VOS Changes

To support object eviction in phase 2, bucket allocator (https://daosio.atlassian.net/wiki/spaces/DC/pages/11434950657 ) and dynamic bucket mapping (https://daosio.atlassian.net/wiki/spaces/DC/pages/11402969092 ) will be introduced. The bucket allocator will be used by VOS to centralize allocations of an object (or a sub-tree) into single (or few limited) bucket(s), that would make VOS be able to load & pin the object in memory before starting local transaction.

Object to bucket mapping

An object to bucket mapping table will be maintained by VOS, this table is used to store the bucket usage information for each object, the information includes bucket ID used by the object, and how many allocations the object performed to the bucket. On local transaction start, the table will be queried to acquire the bucket to be loaded & pinned. On each object alloc and object free call (see the definition of object alloc, object free in next section), the table will be updated accordingly.

In phase 2, we support only single bucket for an object, it could be extended to multiple buckets in the future, and the table could be extended as a sub-tree to bucket mapping as well.

To make the future extension easier and simplify compatibility work, this table will be separately stored in a b-tree, and the durable format of vos_pool_df will be changed to hold the tree root.

Object alloc & object free

All the allocations private to a VOS object are classified as object alloc, that includes all the tree node & record allocations from a VOS object tree and all its sub-trees. The bucket allocator will be applied to object alloc only, the bucket ID for an object could be acquired when preparing the object tree (query object to bucket mapping table by OID), then being passed down to sub-trees through btr_context or evt_context. The meta data shared between objects like VEA heap, DTX meta, GC bag, etc. will be allocated in non-evict-able zones through the legacy allocation API.

Object free is done by GC, where we may have to change the durable format vos_gc_item to make it hold a bucket ID, so that the bucket ID could be acquired from vos_obj_df (query bucket ID by OID) and being passed down to sub-trees through the vos_gc_item.

To avoid unnecessary object to bucket table lookup when freeing a non-evict-able space, allocator should provide a helper function to tell if a given address (or bucket) is evict-able or not.

Load & pin bucket for object

VOS will need to call umem_cache_pin() to load & pin the required data in following places:

  1. Begin of replay callback.

  2. Begin of update and fetch handler.

  3. Before the DTX commit transaction start, since it’ll update ilog or SV/EV record which are allocated through bucket allocator. (@Fan Yong could help on this)

  4. Before iterator enters object tree.

  5. Before GC drains a sub-tree. (The GC drain code needs be re-organized since current GC may drain many objects in same transaction, and the objects are unknown before starting transaction)

Multi-objects transaction

When multiple objects are involved in a transaction, all the involved objects must be loaded & pinned beforehand, that’ll result in higher probability of loading failure when the system is running short of memory buckets, but we may live with it when the supported object count is limited.

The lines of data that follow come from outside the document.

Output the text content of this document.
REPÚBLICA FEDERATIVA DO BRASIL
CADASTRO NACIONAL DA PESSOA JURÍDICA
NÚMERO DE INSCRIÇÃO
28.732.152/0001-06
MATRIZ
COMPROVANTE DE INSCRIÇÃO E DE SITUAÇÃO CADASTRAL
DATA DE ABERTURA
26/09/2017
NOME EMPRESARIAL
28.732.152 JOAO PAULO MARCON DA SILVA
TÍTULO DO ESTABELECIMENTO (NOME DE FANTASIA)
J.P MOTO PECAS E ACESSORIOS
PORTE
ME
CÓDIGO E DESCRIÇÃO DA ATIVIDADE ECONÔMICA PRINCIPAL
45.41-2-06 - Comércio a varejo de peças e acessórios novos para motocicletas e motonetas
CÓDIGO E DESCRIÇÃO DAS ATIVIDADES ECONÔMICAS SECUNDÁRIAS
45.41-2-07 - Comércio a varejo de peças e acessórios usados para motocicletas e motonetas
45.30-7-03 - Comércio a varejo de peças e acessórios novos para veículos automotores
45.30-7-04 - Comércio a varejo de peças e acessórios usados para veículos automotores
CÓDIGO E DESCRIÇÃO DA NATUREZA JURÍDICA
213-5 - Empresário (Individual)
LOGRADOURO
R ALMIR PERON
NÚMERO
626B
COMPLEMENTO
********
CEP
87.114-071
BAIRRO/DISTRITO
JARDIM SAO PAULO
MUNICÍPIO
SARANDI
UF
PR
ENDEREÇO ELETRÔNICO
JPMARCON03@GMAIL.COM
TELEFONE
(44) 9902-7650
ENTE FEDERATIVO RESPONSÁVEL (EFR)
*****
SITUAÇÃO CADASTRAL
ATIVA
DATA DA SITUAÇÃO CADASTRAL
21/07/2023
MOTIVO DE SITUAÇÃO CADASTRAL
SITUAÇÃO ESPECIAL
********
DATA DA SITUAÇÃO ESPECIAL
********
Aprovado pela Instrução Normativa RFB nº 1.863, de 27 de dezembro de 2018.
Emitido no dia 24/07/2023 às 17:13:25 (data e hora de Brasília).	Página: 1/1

Another thing worth noting is that umem_cache_pin() needs be carefully implemented to load buckets in certain order to avoid deadlock issues.

Heavy code changes would required for compound RPC handler & VOS DTX transaction, this might be overlapping with the DTX handle cleanup proposal from @Jeffrey V Olivier (Deactivated) ? (https://daosio.atlassian.net/wiki/spaces/DC/pages/11428298775 )

Cache thrashing problem caused by iteration

There are many engine internal services like VOS aggregation which iterates the whole VOS tree repeatedly, if umem cache always simply choose victim buckets based on LRU mechanism, the cache would be easily overwhelmed by those internal iterators. To solve such cache thrashing problem caused by iteration, the umem_cache_pin() should have a parameter indicating the caller’s purpose, so that on victim selecting, umem cache will be able to make more reasonable decision based on this additional information.